The December 19, 2015 decision by Rwanda to approve a referendum to amend the country’s constitution to permit the current president, Paul Kagame, to remain in office for a third seven-year term beginning in 2017, to be followed by two possible five-year terms, was in contrast to what Mr Kagame promised that he would step down in that year. But again, how could he do it if a ‘resounding 98 per cent’ of voters in a referendum ‘wanted’ him to remain? The people, then, ‘forced’ him to stay.

In May 2018, Burundians overwhelmingly approved a new constitution that ushered in changes that could let President Pierre Nkurunziza stay in power to 2034. Although President Nkurunziza said he would step down in 2020 and not seek another term in office, many doubt his seriousness to honour the promise especially after he violated the 2005-Arusha Accords. The Accords, which ended Burundi’s civil war, recognised that the conflict stemmed from a “struggle by the political class to accede to and/or remain in power.” It enshrined term limits as a mechanism to ensure equal opportunity to serve in government.

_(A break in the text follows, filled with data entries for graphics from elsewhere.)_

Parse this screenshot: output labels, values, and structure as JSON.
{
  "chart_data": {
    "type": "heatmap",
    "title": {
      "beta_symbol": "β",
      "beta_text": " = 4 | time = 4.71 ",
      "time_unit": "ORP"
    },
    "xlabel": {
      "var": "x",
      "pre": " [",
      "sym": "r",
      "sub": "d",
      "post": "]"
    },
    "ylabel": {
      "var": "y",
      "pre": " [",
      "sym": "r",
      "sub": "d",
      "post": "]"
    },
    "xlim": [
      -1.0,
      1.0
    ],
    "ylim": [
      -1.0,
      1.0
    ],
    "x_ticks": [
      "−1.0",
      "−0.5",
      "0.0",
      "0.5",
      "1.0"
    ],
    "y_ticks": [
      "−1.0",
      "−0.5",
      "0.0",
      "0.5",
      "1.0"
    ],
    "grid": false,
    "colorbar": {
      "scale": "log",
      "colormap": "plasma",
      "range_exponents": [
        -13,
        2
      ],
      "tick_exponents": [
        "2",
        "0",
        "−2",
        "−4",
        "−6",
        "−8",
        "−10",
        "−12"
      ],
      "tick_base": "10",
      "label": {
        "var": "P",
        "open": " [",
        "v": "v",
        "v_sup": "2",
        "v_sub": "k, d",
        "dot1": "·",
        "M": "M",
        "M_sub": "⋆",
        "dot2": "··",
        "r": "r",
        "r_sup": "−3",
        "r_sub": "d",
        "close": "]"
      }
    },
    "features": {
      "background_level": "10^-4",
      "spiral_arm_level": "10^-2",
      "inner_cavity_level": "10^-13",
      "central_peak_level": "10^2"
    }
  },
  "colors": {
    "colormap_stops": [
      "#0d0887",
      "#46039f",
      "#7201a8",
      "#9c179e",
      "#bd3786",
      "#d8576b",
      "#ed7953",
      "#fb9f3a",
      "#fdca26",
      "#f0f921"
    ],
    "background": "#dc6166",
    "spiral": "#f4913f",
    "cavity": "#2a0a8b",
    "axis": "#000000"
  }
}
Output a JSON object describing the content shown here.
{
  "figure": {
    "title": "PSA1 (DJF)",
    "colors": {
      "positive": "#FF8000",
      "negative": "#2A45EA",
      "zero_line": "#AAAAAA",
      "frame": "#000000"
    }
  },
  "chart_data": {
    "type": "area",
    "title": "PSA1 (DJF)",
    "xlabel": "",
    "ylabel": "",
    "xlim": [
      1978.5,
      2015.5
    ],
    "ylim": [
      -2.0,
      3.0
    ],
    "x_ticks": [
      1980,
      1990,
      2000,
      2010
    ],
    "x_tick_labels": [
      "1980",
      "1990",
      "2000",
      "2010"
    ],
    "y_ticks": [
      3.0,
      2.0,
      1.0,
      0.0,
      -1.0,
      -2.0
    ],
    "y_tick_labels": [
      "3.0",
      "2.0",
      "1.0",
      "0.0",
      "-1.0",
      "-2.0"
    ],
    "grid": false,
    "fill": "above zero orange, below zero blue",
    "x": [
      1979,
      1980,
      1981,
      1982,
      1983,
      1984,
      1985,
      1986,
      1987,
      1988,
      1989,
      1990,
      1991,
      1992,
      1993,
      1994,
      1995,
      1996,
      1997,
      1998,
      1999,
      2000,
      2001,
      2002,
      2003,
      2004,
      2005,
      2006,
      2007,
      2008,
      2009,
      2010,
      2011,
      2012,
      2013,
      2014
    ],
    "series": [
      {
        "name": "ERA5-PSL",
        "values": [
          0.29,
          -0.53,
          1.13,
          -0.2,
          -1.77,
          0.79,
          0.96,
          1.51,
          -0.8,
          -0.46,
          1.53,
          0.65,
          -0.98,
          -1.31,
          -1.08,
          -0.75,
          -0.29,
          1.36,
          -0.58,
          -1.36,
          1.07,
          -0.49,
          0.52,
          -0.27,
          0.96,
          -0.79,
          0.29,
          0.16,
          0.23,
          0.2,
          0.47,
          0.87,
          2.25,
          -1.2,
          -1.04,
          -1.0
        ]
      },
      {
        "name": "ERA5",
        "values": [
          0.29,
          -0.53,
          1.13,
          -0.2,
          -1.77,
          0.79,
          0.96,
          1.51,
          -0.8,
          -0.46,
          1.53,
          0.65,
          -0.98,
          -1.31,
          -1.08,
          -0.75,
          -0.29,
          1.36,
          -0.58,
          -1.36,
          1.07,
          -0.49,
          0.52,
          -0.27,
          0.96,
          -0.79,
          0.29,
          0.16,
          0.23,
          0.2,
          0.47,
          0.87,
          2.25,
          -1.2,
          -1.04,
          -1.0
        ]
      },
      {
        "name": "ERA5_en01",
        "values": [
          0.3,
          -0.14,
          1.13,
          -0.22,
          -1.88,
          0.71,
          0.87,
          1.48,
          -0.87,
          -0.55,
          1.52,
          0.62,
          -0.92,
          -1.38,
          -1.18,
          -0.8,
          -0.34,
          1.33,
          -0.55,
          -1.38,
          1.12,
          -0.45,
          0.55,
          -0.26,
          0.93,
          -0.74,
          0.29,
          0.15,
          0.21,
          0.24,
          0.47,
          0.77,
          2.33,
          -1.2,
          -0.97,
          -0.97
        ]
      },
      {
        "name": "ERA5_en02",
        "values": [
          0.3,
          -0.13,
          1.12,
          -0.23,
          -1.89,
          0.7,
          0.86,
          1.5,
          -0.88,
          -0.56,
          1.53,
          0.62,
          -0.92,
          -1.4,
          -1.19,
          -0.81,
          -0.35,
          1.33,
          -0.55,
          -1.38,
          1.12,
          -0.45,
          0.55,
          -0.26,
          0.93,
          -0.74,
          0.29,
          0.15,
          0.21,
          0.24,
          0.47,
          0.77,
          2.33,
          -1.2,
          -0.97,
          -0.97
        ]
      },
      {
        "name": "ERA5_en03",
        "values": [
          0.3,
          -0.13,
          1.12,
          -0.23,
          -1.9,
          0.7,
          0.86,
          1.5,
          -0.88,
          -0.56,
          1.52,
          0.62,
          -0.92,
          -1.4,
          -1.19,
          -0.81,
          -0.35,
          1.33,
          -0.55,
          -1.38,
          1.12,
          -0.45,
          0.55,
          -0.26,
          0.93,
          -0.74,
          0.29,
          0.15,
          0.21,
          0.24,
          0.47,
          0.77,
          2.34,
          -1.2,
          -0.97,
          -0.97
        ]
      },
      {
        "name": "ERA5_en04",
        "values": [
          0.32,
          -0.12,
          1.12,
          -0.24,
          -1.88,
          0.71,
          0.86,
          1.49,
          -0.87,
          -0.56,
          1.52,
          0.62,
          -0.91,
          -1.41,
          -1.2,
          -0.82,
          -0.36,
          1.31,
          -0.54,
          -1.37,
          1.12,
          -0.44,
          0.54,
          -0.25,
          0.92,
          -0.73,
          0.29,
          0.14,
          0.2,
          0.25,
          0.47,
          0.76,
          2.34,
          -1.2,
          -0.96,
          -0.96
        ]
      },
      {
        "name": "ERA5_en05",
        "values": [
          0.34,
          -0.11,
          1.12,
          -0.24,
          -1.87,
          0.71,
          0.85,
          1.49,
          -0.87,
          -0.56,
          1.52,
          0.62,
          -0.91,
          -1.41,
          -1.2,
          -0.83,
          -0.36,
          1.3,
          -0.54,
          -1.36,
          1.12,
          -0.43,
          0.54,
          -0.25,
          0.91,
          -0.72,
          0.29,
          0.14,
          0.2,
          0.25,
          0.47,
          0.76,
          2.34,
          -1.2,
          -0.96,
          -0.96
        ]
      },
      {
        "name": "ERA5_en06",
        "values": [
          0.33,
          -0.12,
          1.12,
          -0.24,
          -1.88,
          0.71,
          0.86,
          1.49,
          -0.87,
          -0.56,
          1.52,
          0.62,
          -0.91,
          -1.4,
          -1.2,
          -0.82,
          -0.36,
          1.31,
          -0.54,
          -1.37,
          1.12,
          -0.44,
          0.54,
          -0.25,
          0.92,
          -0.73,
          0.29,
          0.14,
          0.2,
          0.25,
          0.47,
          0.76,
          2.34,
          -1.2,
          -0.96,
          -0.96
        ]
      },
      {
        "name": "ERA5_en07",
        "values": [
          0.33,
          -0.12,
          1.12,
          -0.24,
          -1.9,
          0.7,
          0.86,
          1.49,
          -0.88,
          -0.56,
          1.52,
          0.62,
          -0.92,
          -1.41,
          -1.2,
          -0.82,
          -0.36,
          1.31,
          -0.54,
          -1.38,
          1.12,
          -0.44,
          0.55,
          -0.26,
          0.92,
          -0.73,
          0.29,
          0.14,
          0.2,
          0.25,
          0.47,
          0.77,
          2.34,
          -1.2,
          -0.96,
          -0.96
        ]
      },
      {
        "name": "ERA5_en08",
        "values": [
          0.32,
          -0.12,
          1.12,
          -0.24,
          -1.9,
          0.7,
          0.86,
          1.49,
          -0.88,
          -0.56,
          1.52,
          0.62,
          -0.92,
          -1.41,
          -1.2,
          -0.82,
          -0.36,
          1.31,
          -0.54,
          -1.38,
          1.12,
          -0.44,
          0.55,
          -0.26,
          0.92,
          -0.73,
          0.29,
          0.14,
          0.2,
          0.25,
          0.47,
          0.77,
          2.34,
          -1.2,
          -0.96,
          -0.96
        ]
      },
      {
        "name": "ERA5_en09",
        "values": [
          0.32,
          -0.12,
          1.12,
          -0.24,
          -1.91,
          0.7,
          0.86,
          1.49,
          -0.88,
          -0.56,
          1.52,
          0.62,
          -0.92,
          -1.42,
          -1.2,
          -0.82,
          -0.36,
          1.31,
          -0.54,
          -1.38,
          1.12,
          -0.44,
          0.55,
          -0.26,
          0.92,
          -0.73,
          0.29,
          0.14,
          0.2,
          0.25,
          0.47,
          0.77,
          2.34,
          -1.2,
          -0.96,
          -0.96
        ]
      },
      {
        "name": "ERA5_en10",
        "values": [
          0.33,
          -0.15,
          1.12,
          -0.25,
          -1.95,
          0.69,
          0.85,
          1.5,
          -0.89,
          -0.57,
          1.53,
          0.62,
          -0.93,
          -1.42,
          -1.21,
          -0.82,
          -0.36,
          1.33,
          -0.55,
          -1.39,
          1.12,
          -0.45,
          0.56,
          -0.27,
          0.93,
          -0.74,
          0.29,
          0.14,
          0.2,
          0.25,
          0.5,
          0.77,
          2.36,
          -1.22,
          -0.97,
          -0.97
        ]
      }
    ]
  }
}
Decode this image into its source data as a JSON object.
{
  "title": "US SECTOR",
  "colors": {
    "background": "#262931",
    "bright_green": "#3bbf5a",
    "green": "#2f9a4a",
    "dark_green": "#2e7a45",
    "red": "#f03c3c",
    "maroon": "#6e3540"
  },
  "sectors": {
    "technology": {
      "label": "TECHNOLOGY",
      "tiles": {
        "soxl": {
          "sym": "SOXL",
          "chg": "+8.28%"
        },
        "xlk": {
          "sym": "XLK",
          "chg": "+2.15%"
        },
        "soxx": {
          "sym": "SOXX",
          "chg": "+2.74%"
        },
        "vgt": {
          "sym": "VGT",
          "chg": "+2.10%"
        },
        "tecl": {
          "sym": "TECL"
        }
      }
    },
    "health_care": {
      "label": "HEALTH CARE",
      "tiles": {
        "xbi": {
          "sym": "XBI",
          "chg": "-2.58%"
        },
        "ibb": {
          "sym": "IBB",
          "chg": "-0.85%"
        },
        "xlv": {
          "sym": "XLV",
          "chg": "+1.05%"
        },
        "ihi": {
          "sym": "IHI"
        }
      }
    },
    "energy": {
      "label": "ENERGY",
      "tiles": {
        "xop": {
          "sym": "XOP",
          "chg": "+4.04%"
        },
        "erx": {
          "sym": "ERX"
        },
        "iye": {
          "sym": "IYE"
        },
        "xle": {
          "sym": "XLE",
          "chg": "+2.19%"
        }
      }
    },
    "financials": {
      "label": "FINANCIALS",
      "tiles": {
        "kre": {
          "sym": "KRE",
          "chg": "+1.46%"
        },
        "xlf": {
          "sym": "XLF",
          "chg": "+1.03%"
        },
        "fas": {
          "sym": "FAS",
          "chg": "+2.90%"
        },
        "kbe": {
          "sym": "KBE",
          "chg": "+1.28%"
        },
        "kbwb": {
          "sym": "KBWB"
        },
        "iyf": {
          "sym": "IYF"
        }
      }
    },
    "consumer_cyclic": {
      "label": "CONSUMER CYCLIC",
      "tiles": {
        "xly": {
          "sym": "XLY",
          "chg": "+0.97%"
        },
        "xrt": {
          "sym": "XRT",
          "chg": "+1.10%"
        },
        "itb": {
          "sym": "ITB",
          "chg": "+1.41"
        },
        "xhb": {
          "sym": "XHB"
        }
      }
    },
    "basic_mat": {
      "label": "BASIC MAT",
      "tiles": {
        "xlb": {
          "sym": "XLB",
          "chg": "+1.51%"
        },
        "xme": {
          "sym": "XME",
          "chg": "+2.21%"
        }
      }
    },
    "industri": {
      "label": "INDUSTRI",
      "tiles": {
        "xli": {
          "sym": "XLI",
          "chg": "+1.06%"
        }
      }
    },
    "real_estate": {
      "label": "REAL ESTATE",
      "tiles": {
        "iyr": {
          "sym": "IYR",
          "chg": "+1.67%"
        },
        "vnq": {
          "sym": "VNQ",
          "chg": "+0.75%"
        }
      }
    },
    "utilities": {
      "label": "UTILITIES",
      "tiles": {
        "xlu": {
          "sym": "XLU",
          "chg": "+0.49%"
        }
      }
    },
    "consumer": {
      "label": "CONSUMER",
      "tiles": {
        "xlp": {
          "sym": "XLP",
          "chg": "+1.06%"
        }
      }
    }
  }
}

These are but few cases from neighbouring countries that are Tanzania’s colleagues in the East African Community (EAC). Although it can arguably be said that the circumstances in the countries differ with those in Tanzania still they can be helpful to make sense of what is likely to in the country in future.

Term limit removals and instability

But undoing term limit is dangerous and have had serious repercussions elsewhere. The analysis by the Africa Center for Strategic Studies, for example, warn against removing term limit, saying the practice may endanger the particular country’s political stability. It notes that a third of the 18 countries that have undone term limit is currently facing armed conflict. In contrast, just two of the 21 countries with term limits are in conflict.

In the same vein, an assessment by the Kofi Anan Foundation has pointed out that initiatives to change or sidestep presidential term limits are often presented as a response to popular demand, yet tend to be deeply polarizing. Several recent instances have led to significant unrest and even violence and help to make this point vivid. Notable examples are Burkina Faso in 2014, where an initiative to allow the President to run for a third term led to his fall, and Burundi in 2015, where a military coup failed but strong opposition continued against the President’s third bid, launched after a favourable ruling by the Supreme Court.

Whether or not Tanzania’s government plans to undo the term limit, analysts have pointed out that the issue needs to be approached as a matter of maintaining confidence in a country’s electoral process and political system. The focus, as the Kofi Anan Foundation’s analysis shows, should be on the process by which term limits might be amended or interpreted.